This vegetable soup has a delicate flavor, though it is a hearty soup, which is laden with vegetables. Using home-made stock is the best bet, but you can use a good-quality stock, which is chilled or from a powder or cube. If you are using a cube or powder, do not add salt at the beginning of your cooking. You may find out that these products give enough salty seasonings.
Ready in: 1hr 15min (Prep: 15min, Cook: 1hr)
- Sunflower oil – 1 tablespoon
- Small onion (chopped) – 1
- Small leek (thinly sliced) – 1
- Large carrot (thinly sliced) – 1
- Bulb of fennel (sliced) – 1
- Swede (cubed) – 225 g (8 oz)
- Potato (peeled and cubed) – 225 g (8 oz)
- Bay leaf – 1
- Several sprigs of fresh thyme
- Several sprigs of parsley
- Vegetable stock (preferably home-made) – 600 ml (1 pint)
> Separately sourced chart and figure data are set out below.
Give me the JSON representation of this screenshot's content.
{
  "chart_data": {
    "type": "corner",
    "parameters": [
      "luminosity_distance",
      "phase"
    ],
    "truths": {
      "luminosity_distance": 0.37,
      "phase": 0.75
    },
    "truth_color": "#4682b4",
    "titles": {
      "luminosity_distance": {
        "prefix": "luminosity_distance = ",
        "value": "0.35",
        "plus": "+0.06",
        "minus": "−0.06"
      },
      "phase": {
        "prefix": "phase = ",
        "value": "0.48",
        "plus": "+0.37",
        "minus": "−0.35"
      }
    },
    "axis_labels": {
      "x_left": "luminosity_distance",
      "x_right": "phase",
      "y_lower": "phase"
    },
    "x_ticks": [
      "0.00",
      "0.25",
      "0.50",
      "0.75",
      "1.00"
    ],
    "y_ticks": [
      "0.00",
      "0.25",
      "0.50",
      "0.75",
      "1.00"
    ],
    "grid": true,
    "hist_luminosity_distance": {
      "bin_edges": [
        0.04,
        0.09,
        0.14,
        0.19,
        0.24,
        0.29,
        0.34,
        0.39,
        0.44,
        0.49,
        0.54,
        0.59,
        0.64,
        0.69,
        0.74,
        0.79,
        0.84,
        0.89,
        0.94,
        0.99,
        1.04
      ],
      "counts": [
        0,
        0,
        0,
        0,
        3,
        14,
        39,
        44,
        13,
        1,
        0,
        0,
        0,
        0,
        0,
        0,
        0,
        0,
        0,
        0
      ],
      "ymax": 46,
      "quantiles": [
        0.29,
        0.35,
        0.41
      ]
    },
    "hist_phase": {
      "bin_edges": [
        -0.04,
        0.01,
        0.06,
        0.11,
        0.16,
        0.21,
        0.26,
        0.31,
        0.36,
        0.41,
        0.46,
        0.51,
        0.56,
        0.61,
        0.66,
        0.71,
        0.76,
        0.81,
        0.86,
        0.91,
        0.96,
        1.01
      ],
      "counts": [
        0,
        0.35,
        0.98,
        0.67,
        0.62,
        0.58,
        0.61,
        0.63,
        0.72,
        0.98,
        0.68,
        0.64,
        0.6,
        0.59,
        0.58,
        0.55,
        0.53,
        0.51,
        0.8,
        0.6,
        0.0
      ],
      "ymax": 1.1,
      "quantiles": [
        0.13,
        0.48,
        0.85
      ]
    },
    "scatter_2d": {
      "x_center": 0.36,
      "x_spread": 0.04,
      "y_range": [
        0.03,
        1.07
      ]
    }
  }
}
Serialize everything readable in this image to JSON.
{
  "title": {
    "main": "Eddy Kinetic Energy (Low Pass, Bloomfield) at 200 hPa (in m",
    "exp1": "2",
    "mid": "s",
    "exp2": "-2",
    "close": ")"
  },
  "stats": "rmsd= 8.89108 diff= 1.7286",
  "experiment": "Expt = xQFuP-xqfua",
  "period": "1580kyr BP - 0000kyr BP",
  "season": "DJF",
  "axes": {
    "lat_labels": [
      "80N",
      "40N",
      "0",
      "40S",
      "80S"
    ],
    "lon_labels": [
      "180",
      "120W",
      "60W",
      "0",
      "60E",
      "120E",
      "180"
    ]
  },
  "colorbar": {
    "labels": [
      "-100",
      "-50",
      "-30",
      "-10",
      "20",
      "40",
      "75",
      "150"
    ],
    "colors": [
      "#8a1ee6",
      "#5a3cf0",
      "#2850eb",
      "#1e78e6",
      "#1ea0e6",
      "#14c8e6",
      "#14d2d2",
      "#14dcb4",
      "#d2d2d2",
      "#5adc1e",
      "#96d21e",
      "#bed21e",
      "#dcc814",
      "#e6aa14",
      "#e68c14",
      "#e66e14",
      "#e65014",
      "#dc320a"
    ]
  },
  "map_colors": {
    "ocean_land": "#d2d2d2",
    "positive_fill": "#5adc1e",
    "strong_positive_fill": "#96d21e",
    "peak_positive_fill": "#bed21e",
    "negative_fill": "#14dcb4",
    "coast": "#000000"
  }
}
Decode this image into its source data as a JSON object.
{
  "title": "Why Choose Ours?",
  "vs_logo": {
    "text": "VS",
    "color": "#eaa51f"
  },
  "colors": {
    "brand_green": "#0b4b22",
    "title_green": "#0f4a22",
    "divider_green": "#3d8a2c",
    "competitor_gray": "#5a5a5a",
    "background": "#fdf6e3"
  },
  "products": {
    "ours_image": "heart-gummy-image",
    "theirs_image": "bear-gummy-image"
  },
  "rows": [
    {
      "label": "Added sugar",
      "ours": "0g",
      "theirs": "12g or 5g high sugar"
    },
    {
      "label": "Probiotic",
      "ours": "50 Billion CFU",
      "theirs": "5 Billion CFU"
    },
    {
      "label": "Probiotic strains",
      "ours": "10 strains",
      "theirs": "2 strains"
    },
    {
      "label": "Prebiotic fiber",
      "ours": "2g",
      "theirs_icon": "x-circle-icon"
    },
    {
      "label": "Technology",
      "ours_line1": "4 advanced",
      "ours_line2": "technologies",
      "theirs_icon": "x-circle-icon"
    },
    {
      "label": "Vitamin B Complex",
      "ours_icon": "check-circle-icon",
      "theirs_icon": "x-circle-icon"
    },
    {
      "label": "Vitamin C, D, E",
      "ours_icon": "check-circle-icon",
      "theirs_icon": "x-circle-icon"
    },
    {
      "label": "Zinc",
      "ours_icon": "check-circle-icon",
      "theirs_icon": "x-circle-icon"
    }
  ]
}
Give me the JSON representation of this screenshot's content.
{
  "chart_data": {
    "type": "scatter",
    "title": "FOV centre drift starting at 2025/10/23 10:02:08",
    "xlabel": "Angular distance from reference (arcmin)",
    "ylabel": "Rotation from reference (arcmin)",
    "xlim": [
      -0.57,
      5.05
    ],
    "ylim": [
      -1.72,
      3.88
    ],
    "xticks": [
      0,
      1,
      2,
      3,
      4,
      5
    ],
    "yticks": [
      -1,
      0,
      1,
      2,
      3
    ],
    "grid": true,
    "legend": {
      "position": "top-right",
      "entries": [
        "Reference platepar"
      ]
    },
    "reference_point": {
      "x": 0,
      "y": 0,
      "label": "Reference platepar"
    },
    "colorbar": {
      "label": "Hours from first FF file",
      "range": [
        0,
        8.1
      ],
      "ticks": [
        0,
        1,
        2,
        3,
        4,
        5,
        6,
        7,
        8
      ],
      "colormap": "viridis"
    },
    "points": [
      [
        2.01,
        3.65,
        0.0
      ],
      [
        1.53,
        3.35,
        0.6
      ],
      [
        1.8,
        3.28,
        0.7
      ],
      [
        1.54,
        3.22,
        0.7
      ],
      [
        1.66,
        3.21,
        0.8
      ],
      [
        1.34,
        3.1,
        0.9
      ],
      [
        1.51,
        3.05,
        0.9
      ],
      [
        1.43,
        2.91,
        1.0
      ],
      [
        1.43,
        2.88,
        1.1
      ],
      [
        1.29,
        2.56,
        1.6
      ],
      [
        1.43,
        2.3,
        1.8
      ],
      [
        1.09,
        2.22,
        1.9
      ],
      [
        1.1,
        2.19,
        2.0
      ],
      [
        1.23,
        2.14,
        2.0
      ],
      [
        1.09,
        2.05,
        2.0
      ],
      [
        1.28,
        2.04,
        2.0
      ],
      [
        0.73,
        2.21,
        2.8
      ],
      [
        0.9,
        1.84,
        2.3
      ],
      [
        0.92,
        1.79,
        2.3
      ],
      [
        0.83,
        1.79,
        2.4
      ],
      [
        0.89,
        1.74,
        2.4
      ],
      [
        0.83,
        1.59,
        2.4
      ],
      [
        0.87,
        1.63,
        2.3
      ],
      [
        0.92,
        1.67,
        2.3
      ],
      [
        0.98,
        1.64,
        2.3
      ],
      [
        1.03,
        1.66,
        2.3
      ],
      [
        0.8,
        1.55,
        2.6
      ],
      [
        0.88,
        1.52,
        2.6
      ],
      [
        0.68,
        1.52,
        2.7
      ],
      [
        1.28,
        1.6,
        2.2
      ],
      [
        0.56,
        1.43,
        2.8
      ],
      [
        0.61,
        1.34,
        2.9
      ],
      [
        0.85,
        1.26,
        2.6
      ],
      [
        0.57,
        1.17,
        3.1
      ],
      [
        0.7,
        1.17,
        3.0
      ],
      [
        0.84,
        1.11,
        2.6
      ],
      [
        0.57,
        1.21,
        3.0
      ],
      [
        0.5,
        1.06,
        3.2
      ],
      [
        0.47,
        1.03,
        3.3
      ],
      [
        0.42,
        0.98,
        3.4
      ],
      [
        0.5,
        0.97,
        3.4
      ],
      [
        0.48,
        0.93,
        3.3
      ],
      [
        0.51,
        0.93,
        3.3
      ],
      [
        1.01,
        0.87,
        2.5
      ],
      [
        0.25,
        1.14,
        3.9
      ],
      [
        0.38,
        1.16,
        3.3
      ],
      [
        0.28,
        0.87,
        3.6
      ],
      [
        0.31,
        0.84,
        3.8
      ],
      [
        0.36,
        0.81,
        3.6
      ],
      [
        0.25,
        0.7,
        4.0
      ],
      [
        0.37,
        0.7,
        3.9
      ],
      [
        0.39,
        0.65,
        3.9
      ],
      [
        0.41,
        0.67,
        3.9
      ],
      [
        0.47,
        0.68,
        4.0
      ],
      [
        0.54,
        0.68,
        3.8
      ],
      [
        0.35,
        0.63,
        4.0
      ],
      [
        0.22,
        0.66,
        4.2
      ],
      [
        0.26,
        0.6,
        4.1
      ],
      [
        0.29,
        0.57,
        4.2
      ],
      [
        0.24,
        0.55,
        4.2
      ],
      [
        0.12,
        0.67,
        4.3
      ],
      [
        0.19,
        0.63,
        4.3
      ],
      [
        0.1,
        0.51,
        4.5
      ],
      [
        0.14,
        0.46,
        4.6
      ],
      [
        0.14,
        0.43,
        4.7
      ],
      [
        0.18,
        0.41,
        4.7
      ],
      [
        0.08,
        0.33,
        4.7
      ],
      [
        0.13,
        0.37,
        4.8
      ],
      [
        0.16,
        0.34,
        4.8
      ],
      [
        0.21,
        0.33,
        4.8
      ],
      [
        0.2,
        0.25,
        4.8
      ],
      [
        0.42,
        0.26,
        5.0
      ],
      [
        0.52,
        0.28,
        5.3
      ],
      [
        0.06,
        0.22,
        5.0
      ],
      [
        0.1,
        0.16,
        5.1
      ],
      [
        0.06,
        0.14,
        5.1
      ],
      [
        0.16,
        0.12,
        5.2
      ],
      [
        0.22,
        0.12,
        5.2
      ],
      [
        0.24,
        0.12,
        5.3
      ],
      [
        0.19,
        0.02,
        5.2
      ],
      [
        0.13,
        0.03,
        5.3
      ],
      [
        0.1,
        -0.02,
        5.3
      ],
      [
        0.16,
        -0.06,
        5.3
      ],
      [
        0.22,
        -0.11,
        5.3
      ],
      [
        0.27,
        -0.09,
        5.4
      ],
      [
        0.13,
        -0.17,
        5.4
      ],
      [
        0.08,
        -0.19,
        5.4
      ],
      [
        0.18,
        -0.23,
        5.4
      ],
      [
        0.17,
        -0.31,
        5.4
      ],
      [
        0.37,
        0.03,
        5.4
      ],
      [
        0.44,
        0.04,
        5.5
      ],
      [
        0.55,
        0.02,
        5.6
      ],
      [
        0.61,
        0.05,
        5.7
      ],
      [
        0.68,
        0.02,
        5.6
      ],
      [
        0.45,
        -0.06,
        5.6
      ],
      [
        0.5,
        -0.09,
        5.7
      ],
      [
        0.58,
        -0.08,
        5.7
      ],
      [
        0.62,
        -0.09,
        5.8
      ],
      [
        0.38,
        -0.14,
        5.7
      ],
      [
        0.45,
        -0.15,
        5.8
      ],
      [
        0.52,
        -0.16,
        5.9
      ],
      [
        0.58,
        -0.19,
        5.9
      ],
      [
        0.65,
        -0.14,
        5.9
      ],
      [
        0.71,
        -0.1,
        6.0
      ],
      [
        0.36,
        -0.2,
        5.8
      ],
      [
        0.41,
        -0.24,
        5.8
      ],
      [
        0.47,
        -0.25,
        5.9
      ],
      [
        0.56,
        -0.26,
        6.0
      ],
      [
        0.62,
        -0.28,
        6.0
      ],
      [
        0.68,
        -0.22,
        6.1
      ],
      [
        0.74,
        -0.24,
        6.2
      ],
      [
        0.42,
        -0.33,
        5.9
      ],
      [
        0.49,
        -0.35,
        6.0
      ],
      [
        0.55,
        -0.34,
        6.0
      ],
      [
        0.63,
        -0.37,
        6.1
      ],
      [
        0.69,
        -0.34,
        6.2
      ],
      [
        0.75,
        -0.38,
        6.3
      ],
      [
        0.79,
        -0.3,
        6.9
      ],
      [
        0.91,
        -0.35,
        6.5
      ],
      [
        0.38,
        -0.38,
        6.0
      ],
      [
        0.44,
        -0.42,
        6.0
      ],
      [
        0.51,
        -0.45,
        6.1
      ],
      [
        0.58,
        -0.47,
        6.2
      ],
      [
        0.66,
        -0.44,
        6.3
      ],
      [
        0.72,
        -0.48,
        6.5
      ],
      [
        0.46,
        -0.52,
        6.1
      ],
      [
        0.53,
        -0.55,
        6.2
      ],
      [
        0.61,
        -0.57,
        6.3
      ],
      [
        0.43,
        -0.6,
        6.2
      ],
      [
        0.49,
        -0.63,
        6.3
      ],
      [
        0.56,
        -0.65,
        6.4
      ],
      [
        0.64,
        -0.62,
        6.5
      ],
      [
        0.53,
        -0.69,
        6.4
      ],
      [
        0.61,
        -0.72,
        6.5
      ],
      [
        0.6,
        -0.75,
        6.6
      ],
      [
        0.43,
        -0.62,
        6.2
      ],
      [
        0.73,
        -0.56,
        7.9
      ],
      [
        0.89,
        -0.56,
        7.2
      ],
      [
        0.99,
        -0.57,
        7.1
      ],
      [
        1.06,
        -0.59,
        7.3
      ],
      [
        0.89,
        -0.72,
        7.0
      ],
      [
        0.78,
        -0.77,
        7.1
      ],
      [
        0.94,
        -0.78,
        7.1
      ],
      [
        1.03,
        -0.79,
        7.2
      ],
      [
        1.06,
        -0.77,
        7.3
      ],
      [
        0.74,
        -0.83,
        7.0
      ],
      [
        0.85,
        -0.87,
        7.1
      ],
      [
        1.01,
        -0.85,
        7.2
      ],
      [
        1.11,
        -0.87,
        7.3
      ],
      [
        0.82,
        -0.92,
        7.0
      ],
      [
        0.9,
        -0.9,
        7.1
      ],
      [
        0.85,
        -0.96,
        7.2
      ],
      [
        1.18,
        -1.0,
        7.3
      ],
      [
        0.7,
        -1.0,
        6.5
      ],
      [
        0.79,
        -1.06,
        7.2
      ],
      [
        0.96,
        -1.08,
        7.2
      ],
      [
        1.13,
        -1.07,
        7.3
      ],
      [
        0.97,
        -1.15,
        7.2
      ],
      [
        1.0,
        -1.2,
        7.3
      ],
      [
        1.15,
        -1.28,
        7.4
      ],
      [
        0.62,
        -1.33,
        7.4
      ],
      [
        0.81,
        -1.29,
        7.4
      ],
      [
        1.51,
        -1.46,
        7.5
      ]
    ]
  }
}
- Chopped tomatoes – 1 can (about 400 g)
- Salt and pepper
- Snipped fresh chives or fennel leaves (from the bulb, above) for garnishing.
- Heat oil in a saucepan.
- Add onion and cook for five minutes, or until it softens but not browned. Stir occasionally while cooking.
- Add the fennel, swede, leek, carrot and potato, and then cook for extra 5 minutes or until it slightly softens.
- Tie the thyme sprigs, bay leaf and parsley sprigs together into a bouquet garni, and add to the pan. Do this together with the stock and tomatoes with their juices, and then season it to taste and bring to boil.
- Cover the pan, reduce the heat and simmer gently for about 45 minutes or until the entire vegetables become tender.
- Then remove the garni and check the seasoning.
- Now sprinkle the soup with snipped fennel leaves (you can use chives) and serve piping hot.
- Serve with wholemeal bread or mixed-grain.